Targeting pyruvate kinase M2 signaling for development of effective cancer therapy

Warburg effect, a common hallmark of actively proliferating cancer cells, occurs through the reshuffling of glucose metabolism. To meet the high energy demands, cancer cells modulate the metabolism towards less efficient aerobic glycolysis. Pyruvate kinase M2 isoform (PKM2) is one of the major players in such metabolic modulations; it functions as a rate-limiting enzyme of glycolysis.

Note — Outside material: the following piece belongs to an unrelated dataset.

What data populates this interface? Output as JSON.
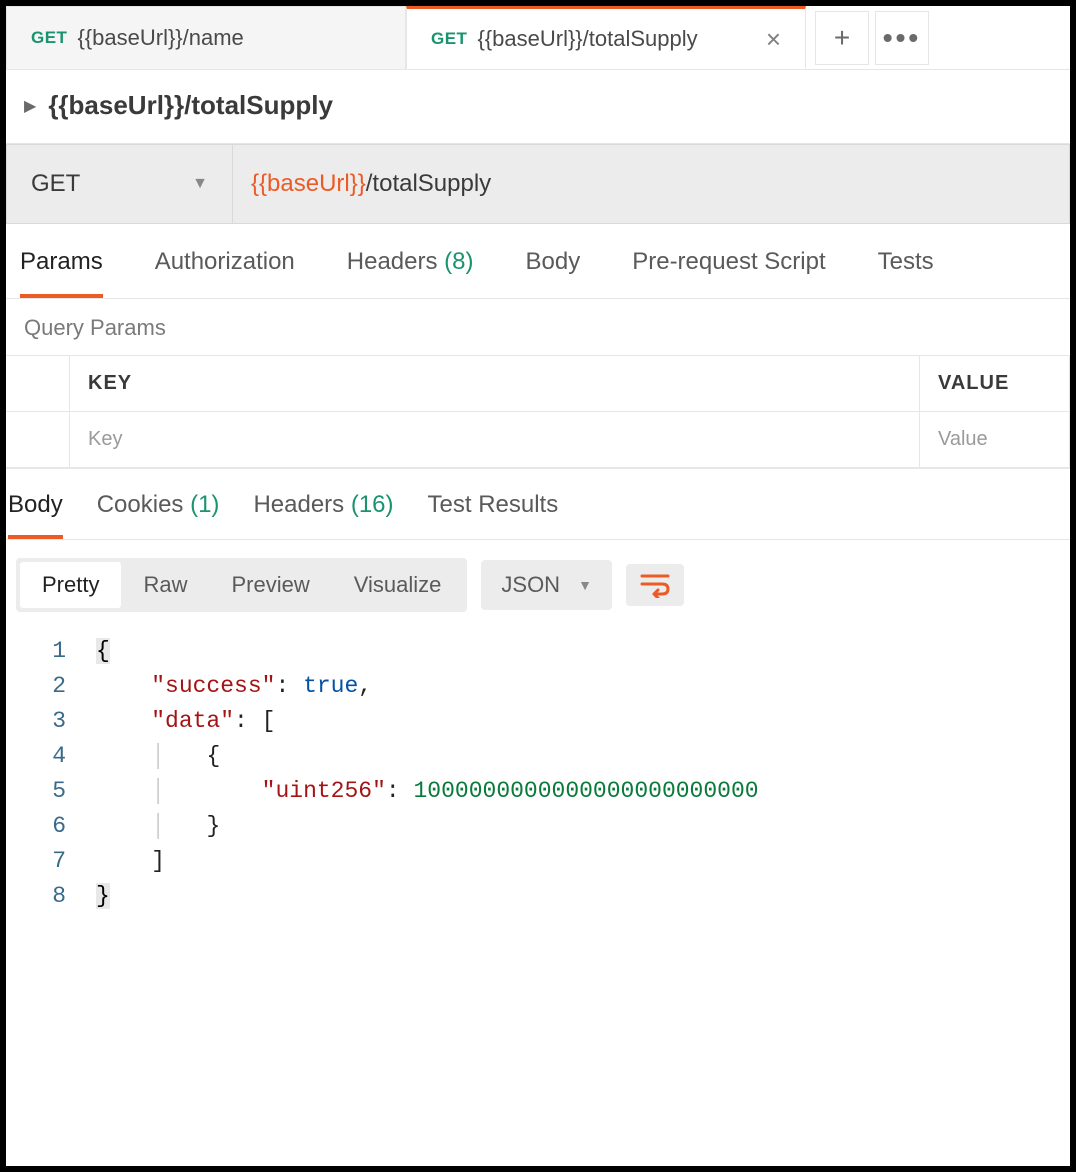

In recent years PKM2 has gained attention due to its role in tumor growth, invasion, and proliferation. PKM2 can be present in two states, the highly active tetrameric and the less active dimeric forms. PKM2 in the dimer state promotes tumorigenesis; it enters the nucleus to regulate gene expression and generate tumor cell energy supply, epithelial-mesenchymal transition (EMT), invasion and metastasis and cell proliferation. PKM2 also goes through various posttranslational modifications to aid cancer cells with survival. The modified PKM2 further interacts with other proteins to perform its pro-cancer effects. Moreover, PKM2 has a role in making cancer cells chemo-resistant, which has alarmed researchers concerned about the kinase's management. In the present chapter, PKM2’s direct and indirect role in cancer has been reported. Various small molecule inhibitors studied at different stages have been illustrated. Inhibitors that have been made through various stages of clinical trials are also discussed. The current chapter explored and highlighted the urgent need for the development of potent PKM2 inhibitors.